Every sampler tracks thread-safe statistics:

stats = sampler.stats  # SamplerStats snapshot

stats.total_decisions  # total calls to should_sample()
stats.sampled_count    # traces kept
stats.dropped_count    # traces dropped
stats.forced_keep      # AlwaysSampler forced keeps
stats.forced_drop      # NeverSampler forced drops
stats.effective_rate   # sampled / total (float)
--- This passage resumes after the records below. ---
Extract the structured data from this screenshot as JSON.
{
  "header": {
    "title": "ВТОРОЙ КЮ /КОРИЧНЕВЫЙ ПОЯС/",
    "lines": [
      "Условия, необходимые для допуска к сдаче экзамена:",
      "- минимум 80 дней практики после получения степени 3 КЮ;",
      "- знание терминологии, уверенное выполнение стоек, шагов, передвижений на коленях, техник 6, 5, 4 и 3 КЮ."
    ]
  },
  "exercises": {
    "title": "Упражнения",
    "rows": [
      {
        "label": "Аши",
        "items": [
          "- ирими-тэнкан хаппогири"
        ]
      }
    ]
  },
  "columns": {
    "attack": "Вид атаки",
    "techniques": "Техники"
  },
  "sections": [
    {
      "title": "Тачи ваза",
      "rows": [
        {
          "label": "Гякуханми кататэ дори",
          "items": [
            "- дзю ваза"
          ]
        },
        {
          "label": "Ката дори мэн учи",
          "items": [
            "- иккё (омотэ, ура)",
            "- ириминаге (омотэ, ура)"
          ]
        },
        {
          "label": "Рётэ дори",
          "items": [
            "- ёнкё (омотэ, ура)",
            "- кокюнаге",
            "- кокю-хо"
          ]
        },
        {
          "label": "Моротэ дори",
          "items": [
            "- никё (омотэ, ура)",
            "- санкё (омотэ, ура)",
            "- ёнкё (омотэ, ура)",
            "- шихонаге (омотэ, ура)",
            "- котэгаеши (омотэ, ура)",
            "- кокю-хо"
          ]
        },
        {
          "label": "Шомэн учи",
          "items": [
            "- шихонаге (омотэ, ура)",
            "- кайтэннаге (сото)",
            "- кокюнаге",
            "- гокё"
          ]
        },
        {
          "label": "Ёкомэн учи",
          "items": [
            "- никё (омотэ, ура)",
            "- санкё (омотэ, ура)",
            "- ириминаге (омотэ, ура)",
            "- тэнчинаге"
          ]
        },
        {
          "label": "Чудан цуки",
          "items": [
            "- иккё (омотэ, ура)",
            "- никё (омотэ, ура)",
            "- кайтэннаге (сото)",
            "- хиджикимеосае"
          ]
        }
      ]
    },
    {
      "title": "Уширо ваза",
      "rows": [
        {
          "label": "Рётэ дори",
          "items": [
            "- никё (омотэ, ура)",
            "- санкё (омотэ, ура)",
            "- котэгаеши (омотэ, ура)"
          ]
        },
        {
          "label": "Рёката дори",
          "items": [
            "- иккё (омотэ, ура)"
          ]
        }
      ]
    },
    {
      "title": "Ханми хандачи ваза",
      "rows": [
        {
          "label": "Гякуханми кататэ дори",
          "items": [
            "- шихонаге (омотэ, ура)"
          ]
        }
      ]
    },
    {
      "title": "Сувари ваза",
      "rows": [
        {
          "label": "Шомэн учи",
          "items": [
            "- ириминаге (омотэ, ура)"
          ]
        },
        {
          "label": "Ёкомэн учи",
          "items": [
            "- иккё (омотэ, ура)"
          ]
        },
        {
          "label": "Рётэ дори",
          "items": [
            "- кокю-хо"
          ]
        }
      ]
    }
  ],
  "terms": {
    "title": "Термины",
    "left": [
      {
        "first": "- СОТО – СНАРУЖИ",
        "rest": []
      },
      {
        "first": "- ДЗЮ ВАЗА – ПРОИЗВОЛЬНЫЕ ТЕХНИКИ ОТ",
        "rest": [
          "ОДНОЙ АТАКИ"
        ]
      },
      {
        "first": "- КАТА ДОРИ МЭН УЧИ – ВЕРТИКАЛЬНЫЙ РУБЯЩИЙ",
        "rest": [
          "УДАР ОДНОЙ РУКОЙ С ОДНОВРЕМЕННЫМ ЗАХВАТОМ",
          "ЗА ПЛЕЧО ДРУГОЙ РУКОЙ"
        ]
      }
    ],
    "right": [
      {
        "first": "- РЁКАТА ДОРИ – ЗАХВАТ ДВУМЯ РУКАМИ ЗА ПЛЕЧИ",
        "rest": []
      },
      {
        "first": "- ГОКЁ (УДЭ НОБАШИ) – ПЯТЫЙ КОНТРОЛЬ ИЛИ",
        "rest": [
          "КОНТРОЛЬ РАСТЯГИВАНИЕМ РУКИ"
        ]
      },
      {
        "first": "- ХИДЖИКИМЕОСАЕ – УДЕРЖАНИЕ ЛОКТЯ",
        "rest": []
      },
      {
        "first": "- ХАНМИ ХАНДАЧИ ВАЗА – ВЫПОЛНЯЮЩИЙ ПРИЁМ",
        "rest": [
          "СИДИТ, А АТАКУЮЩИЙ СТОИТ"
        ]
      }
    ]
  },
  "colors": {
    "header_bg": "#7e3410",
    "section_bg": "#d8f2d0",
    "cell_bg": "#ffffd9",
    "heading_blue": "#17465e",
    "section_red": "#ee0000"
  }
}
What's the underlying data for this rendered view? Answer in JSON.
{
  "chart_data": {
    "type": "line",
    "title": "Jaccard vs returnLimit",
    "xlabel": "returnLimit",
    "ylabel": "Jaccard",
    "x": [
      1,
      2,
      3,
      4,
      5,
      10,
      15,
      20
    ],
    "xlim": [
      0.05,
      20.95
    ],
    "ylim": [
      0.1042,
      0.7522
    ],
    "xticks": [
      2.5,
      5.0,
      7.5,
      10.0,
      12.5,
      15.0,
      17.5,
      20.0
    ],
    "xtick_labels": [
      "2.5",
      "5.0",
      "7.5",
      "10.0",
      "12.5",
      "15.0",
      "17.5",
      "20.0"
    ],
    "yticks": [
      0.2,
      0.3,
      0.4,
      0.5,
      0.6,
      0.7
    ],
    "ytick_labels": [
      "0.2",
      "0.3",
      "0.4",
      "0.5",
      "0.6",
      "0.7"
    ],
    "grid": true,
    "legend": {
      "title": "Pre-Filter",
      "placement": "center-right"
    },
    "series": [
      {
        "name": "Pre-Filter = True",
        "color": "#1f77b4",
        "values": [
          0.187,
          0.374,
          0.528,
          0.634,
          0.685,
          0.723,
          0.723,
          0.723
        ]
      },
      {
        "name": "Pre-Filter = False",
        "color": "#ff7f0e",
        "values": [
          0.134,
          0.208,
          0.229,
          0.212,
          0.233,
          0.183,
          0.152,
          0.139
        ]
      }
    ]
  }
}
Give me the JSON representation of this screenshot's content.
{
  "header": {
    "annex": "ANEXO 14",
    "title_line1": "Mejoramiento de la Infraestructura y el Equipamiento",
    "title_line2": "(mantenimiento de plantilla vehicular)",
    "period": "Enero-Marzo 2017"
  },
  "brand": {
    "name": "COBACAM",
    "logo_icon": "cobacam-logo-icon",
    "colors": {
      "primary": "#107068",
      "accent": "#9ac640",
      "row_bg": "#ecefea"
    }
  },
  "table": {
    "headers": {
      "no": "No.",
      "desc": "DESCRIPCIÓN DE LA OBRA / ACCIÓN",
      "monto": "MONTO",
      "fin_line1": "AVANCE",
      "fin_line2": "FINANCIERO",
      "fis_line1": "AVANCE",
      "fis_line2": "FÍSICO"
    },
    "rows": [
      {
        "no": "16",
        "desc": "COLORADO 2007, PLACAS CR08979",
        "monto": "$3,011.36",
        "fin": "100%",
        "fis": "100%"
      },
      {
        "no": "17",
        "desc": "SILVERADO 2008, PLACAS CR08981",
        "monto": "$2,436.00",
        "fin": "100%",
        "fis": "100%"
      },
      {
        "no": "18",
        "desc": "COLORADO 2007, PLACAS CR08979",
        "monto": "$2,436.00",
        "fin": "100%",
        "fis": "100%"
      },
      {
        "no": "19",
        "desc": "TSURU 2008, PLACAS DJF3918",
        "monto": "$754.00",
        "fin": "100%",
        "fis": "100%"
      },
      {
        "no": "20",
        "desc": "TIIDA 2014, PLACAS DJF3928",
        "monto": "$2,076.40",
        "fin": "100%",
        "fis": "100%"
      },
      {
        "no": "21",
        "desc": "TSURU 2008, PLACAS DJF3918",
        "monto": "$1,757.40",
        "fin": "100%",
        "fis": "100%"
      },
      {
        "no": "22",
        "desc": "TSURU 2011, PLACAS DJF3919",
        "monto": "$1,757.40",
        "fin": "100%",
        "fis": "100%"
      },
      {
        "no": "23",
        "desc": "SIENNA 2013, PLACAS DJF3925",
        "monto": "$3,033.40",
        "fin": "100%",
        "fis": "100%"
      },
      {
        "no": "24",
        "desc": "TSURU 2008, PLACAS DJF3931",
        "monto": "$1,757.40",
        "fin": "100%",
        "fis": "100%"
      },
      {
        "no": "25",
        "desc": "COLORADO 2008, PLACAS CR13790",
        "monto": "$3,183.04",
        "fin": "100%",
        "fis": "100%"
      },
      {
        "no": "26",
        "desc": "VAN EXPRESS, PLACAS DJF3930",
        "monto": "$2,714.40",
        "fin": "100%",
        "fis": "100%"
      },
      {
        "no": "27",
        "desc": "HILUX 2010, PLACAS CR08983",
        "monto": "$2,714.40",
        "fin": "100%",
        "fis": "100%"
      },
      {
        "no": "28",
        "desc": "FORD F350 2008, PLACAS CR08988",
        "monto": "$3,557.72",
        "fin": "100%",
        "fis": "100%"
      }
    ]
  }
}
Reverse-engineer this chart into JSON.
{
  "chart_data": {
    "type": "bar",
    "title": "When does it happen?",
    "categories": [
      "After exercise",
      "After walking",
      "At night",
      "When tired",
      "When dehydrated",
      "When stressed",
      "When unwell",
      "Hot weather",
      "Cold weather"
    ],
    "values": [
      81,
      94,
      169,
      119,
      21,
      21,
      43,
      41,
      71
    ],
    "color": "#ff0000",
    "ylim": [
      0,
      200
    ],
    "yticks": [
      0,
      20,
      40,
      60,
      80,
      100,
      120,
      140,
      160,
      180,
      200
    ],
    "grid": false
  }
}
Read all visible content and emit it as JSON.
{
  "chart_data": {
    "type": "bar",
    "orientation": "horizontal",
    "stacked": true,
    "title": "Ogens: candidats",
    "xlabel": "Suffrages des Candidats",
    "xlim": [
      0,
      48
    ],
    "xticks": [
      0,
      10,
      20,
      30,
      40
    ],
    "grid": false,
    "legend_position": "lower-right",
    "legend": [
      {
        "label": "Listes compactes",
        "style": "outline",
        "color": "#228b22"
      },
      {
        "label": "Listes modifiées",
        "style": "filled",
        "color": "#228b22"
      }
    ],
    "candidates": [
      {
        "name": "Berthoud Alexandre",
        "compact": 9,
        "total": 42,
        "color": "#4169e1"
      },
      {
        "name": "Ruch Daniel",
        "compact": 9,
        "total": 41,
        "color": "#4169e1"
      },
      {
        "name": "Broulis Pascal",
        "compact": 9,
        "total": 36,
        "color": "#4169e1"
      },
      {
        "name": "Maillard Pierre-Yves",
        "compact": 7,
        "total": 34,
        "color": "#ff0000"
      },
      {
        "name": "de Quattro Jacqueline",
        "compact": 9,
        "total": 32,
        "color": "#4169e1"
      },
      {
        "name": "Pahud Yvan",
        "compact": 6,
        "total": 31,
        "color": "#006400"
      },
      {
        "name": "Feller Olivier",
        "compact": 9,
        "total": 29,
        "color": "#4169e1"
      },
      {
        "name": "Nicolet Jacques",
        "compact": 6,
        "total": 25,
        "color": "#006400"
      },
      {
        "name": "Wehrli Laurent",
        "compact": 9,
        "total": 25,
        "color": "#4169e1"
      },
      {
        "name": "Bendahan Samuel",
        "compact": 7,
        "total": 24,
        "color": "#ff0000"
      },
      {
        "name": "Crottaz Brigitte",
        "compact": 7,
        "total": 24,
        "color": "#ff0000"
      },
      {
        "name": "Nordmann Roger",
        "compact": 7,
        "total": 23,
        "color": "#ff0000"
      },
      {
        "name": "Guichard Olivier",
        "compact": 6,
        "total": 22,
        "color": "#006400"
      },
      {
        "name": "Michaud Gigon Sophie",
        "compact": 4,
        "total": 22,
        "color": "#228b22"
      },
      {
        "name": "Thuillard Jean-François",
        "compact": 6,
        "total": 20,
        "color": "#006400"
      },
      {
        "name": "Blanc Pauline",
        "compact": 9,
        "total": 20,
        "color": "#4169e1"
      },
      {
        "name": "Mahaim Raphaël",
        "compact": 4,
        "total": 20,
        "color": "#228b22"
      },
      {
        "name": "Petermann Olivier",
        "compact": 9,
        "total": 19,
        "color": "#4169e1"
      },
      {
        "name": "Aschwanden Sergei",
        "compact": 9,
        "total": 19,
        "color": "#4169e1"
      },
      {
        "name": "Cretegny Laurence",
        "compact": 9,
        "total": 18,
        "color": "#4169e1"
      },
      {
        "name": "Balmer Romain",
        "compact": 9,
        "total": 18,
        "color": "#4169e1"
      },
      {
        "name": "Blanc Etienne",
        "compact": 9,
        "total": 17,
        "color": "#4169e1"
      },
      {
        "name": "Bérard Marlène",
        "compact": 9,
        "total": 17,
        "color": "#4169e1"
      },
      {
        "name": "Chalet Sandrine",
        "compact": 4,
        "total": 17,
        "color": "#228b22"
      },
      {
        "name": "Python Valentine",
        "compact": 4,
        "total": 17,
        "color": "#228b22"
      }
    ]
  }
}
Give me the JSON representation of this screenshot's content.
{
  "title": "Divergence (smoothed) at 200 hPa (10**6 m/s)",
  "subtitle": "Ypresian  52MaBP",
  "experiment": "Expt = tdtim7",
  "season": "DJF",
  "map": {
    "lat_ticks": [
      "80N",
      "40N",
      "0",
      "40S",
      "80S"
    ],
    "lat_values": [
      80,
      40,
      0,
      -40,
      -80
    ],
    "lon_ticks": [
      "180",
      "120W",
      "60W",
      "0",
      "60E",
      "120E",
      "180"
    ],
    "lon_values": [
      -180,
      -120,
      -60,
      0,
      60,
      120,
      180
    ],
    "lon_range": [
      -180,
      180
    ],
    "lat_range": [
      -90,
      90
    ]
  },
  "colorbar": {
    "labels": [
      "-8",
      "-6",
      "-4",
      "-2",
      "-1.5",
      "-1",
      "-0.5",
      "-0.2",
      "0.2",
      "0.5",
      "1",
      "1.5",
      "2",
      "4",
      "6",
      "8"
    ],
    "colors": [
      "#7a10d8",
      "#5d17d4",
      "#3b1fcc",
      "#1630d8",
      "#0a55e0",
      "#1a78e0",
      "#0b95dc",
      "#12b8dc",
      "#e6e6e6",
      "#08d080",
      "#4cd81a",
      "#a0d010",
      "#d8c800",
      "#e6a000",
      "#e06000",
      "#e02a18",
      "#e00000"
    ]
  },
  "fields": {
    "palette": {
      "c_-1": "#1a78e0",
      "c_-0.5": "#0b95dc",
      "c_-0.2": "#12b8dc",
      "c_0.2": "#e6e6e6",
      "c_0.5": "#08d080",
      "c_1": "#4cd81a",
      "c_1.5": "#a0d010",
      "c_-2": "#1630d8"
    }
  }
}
stats.to_dict()  # serializable dict for monitoring

# Reset counters
sampler.reset_stats()

Production Patterns

Development

from agentlens.sampling import AlwaysSampler
sampler = AlwaysSampler()  # keep everything during development

Staging

from agentlens.sampling import PrioritySampler
sampler = PrioritySampler(
    error_always_keep=True,
    slow_threshold_ms=2000,
    fallback_rate=0.5,  # 50% of normal traces
)

Production (Recommended)

from agentlens.sampling import (
    CompositeSampler, PrioritySampler, RateLimitSampler
)
sampler = CompositeSampler(
    strategies=[
        PrioritySampler(
            error_always_keep=True,
            slow_threshold_ms=3000,
            fallback_rate=0.1,
            important_tags={"env": "production"},
        ),
        RateLimitSampler(max_traces=500, window_seconds=60),
    ],
    mode="all",
)

High-Volume Production

from agentlens.sampling import (
    CompositeSampler, TailSampler, RateLimitSampler
)
sampler = CompositeSampler(
    strategies=[
        TailSampler(
            error_keep=True,
            slow_threshold_ms=5000,
            min_spans=50,
            fallback_rate=0.02,  # only 2% of normal
        ),
        RateLimitSampler(max_traces=100, window_seconds=60),
    ],
    mode="all",
)

Head-Based vs Tail-Based Sampling

AspectHead-BasedTail-Based
Decision pointBefore trace startsAfter trace completes
Latency impactNoneRequires buffering
Error coverageMay miss errorsNever misses errors
Memory usageLowHigher (buffers traces)
Best forHigh throughputComplete visibility

Tip: Use PrioritySampler (head-based) for most cases. Switch to TailSampler only when you need guaranteed error capture and can afford the buffer overhead.